Primary LanguagePython

EC262 Client Libraries


The EC262 Client Libraries contain both Foreman and Worker code. After finding workers through the discovery service, the Foreman sends pickled map and reduce functions and then data to mappers and reducers.

This is built on top of a lightweight Python MapReduce implementation called Mincemeat. In Mincemeat, the workers request jobs from the foreman, and our system is the the opposite. Once workers registered with the discovery service, the foreman contacts them with jobs. Other major modifications to Mincemeat include sandboxing, cheater detection, discovery service integration, encryption for fairness in the credit system, and significant code refactoring.

Quick start


To run a job, import the ec262 module. You can then use the ec262.mapper and ec262.reducer decorator to specify your map/reduce functions like so:

def mymap(key, value):
    yield (key, value)

def myreduce(key, values):
    yield (key, sum(values))

Finally, to run your MapReduce job, call ec262.run_job(data), where data is a dictionary mapping each key to a value.

mapreduce_data = {
    'hello': 1,
    'world': 2

See example.py for more information; it's a working script that counts the number of times each word appears in "Humpty Dumpty".

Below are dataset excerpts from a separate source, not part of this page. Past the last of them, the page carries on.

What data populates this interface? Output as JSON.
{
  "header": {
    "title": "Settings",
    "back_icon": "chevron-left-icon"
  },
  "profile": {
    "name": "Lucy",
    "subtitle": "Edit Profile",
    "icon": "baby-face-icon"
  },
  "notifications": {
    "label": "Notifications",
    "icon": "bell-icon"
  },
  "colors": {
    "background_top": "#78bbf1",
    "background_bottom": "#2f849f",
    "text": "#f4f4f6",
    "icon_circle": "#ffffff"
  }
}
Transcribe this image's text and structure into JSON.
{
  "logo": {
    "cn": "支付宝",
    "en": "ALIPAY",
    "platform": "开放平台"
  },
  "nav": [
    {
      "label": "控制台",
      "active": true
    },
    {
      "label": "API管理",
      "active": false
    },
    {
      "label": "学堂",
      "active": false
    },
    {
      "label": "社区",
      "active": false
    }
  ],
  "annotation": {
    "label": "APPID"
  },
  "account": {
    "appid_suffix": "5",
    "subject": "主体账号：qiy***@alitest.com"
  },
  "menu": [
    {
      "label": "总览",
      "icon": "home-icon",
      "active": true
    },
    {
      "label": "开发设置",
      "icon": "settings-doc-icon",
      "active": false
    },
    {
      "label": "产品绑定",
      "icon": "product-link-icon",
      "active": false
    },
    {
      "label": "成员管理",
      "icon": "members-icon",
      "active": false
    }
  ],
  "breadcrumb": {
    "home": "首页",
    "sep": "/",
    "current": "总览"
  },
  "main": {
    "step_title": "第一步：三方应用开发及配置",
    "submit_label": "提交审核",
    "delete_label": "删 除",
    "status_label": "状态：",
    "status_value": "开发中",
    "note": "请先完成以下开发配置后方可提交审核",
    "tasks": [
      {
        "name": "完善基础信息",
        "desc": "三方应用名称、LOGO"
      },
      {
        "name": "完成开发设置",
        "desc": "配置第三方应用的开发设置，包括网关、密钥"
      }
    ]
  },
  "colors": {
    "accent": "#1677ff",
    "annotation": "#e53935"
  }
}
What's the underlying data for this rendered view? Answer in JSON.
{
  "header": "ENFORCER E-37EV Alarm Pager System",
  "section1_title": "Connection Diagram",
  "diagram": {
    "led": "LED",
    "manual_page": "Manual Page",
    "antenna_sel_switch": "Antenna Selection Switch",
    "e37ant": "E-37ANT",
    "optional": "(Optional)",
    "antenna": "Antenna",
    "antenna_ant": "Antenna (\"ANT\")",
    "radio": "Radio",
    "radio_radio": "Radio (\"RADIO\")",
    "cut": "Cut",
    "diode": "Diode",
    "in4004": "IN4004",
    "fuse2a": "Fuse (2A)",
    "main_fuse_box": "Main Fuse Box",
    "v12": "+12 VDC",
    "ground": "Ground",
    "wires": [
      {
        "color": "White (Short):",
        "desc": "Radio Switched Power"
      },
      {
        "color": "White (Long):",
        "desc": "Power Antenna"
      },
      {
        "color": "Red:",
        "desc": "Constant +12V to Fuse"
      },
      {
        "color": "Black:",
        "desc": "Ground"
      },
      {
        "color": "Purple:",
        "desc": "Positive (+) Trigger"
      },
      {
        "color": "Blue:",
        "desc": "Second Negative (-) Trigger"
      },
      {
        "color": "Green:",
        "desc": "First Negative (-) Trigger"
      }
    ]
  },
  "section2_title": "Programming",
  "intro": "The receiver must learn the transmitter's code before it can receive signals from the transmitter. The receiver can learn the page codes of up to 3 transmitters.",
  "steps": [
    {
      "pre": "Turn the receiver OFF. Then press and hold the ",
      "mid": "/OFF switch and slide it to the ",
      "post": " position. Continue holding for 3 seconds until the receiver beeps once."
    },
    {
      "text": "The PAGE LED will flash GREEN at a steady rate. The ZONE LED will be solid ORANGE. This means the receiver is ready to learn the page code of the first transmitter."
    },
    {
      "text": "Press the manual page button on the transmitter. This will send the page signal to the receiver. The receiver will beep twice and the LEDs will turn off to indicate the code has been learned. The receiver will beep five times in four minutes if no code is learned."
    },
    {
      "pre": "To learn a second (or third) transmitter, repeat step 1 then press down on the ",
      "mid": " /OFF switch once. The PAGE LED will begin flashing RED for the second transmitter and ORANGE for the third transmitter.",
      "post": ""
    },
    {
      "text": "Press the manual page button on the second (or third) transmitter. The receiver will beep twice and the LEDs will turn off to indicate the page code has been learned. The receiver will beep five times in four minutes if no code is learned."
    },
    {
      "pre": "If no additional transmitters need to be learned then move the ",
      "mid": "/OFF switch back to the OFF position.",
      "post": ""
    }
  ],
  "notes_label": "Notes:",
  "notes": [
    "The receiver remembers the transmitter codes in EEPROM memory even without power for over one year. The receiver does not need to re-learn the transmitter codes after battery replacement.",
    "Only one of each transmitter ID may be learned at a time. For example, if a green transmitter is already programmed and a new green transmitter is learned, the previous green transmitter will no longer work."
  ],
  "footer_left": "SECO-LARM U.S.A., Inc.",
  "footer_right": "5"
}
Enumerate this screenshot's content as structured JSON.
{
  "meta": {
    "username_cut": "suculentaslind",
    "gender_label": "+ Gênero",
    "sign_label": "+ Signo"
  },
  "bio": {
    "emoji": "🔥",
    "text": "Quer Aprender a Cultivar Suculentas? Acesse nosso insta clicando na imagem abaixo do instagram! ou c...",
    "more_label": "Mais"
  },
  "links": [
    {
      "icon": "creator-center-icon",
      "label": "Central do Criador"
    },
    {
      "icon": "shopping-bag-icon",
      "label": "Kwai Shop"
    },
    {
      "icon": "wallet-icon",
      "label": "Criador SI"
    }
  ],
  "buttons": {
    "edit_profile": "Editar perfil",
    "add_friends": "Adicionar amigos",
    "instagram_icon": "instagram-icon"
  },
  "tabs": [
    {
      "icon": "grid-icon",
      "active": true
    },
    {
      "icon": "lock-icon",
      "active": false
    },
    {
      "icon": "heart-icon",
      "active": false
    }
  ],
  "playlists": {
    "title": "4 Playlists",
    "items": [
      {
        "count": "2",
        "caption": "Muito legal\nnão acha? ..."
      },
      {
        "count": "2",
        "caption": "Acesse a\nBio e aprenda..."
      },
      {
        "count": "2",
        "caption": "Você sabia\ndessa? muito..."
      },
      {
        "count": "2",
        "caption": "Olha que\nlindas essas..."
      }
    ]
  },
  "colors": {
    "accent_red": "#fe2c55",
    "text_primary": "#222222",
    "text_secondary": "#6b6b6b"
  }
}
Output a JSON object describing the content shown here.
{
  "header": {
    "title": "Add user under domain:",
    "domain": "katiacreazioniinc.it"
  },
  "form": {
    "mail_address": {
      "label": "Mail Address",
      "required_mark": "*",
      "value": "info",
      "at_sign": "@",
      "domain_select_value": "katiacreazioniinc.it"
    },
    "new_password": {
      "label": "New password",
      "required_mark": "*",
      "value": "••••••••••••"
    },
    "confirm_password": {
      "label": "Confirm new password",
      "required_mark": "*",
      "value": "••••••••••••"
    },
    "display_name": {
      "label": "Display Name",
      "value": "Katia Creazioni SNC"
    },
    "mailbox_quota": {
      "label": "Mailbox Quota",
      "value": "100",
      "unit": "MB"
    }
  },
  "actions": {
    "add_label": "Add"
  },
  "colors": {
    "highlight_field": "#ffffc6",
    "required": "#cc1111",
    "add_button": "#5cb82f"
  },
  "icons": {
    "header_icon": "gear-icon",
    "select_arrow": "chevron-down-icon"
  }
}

To start up a worker, run worker.py. You can specify the port you want it to run on using the -P PORT flag (defaults to 11235), and you can have it run in either verbose mode (-v) or loud mode (-V).

Example (verbose mode, running on port 12345):

python worker.py -v -P 12345

You can also run it by importing ec262 from a script and then calling ec262.run_worker([port=11235]).

Design decisions

  • All data is sent around in dictionaries, which is serialized to JSON as a list of [key, value] lists sorted by key. These are encrypted using AES-128 in cipher-block chaining (CBC) mode, and finally serialized using Base64.

  • Sandboxing is done by disallowing potentially dangerous builtin functions and whitelisting modules.

  • Specification of map and reduce functions has been changed to use decorators.

  • Client processes are currently differentiated by UUIDs.

Unexpected challenges

  • Integrating with the discovery service. The teams had slightly different ideas about how the protocol worked, arising from the introduction of credits. Originally, the client library developers assumed that foreman were leased workers for the entire job, which enabled some optimizations. But because workers need to get paid for every task, the foreman can only ask workers to compute the one task that they're assigned.

  • Encryption and checking results. Because results are encoded as a dictionary, keys can be in arbitrary order. We need to enforce that they are always in the same order, so that all clients serialize them same way and the results can be easily checked for correctness. We now encode results in JSON as a list of ['key', 'value'] lists, sorted by key. (These results are then encrypted with AES, and serialized with Base64.)

  • Testing. Because keys are destroyed when a foreman requests them, it was somewhat tricky to figure out to test the code that gets a key from the discovery service to decrypt a task. We ended up breaking that function into two relatively simple pieces (getting a key, decrypting the data) and just testing those pieces separately. We also tried decrypting data that was encrypted with a bogus key, and simply made sure that the right exception was thrown during decryption.